The advertised product is significantly called “menu mabrouk”: two languages and cultures are fused in this appellation. The epithet “mabrouk” refers to a traditional cultural belief of Moroccan people which is dubbed “el baraka.” This restaurant not only affords cheap products in a modernized space that brings about happiness and joy, but it also bestows blessings on those who frequent it. In McDonalds, one can find “all that you love,” including girlfriends and boyfriends. The advertisement showcases two couples that are apparently satisfied and happy. One of them has headphones in a reference to a musical culture that globalization has been instituting (Fig 3).
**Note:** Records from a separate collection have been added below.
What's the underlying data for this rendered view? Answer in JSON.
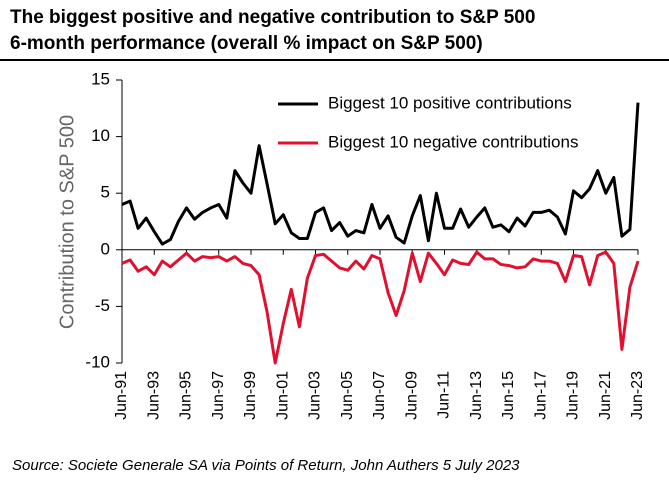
{
  "chart_data": {
    "type": "line",
    "title": "The biggest positive and negative contribution to S&P 500",
    "subtitle": "6-month performance (overall % impact on S&P 500)",
    "y_label": "Contribution to S&P 500",
    "source": "Source: Societe Generale SA via Points of Return, John Authers 5 July 2023",
    "categories": [
      "Jun-91",
      null,
      null,
      null,
      "Jun-93",
      null,
      null,
      null,
      "Jun-95",
      null,
      null,
      null,
      "Jun-97",
      null,
      null,
      null,
      "Jun-99",
      null,
      null,
      null,
      "Jun-01",
      null,
      null,
      null,
      "Jun-03",
      null,
      null,
      null,
      "Jun-05",
      null,
      null,
      null,
      "Jun-07",
      null,
      null,
      null,
      "Jun-09",
      null,
      null,
      null,
      "Jun-11",
      null,
      null,
      null,
      "Jun-13",
      null,
      null,
      null,
      "Jun-15",
      null,
      null,
      null,
      "Jun-17",
      null,
      null,
      null,
      "Jun-19",
      null,
      null,
      null,
      "Jun-21",
      null,
      null,
      null,
      "Jun-23"
    ],
    "series": [
      {
        "name": "Biggest 10 positive contributions",
        "color": "#000000",
        "values": [
          4.0,
          4.3,
          1.9,
          2.8,
          1.6,
          0.5,
          0.9,
          2.5,
          3.7,
          2.7,
          3.3,
          3.7,
          4.0,
          2.8,
          7.0,
          5.9,
          5.0,
          9.2,
          5.8,
          2.3,
          3.1,
          1.5,
          1.0,
          1.0,
          3.3,
          3.7,
          1.7,
          2.4,
          1.2,
          1.7,
          1.5,
          4.0,
          1.9,
          3.0,
          1.1,
          0.6,
          3.0,
          4.8,
          0.8,
          5.0,
          1.9,
          1.9,
          3.6,
          2.0,
          2.9,
          3.7,
          2.0,
          2.2,
          1.6,
          2.8,
          2.1,
          3.3,
          3.3,
          3.5,
          2.9,
          1.4,
          5.2,
          4.6,
          5.4,
          7.0,
          5.0,
          6.4,
          1.2,
          1.8,
          13.0
        ]
      },
      {
        "name": "Biggest 10 negative contributions",
        "color": "#e0102e",
        "values": [
          -1.2,
          -0.9,
          -1.9,
          -1.5,
          -2.2,
          -1.0,
          -1.5,
          -0.9,
          -0.3,
          -1.0,
          -0.6,
          -0.7,
          -0.6,
          -1.0,
          -0.6,
          -1.2,
          -1.4,
          -2.2,
          -5.5,
          -10.0,
          -6.5,
          -3.5,
          -6.8,
          -2.5,
          -0.5,
          -0.4,
          -1.0,
          -1.6,
          -1.8,
          -1.0,
          -1.7,
          -0.5,
          -0.8,
          -3.8,
          -5.8,
          -3.6,
          -0.3,
          -2.8,
          -0.3,
          -1.2,
          -2.2,
          -0.9,
          -1.2,
          -1.3,
          -0.2,
          -0.8,
          -0.8,
          -1.3,
          -1.4,
          -1.6,
          -1.5,
          -0.8,
          -1.0,
          -1.0,
          -1.2,
          -2.8,
          -0.5,
          -0.6,
          -3.1,
          -0.5,
          -0.2,
          -1.2,
          -8.8,
          -3.3,
          -1.0
        ]
      }
    ],
    "ylim": [
      -10,
      15
    ],
    "yticks": [
      -10,
      -5,
      0,
      5,
      10,
      15
    ],
    "grid": false
  }
}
A young waitress is apparently cheerful and happy to serve her peers. The choice of the youth is not a random one. The globalizing/Americanizing ideology targets the youth for two main purposes: their inexperience and immaturity, and their fragility to any cultural alienation—though this fragility is necessary to ensure a future dominance of American cultural values and conception. Semiotically speaking, two colors predominate the technicolor parts of the ad: red and yellow. The former signifies love and romance, while the second symbolizes jealousy and zeal. McDonalds is the ideal space to “enjoy sweet moments.”
Advertising, as a matter of fact, promotes marketability of products and, importantly, drives representation on cultures, identities and the creation of meaning.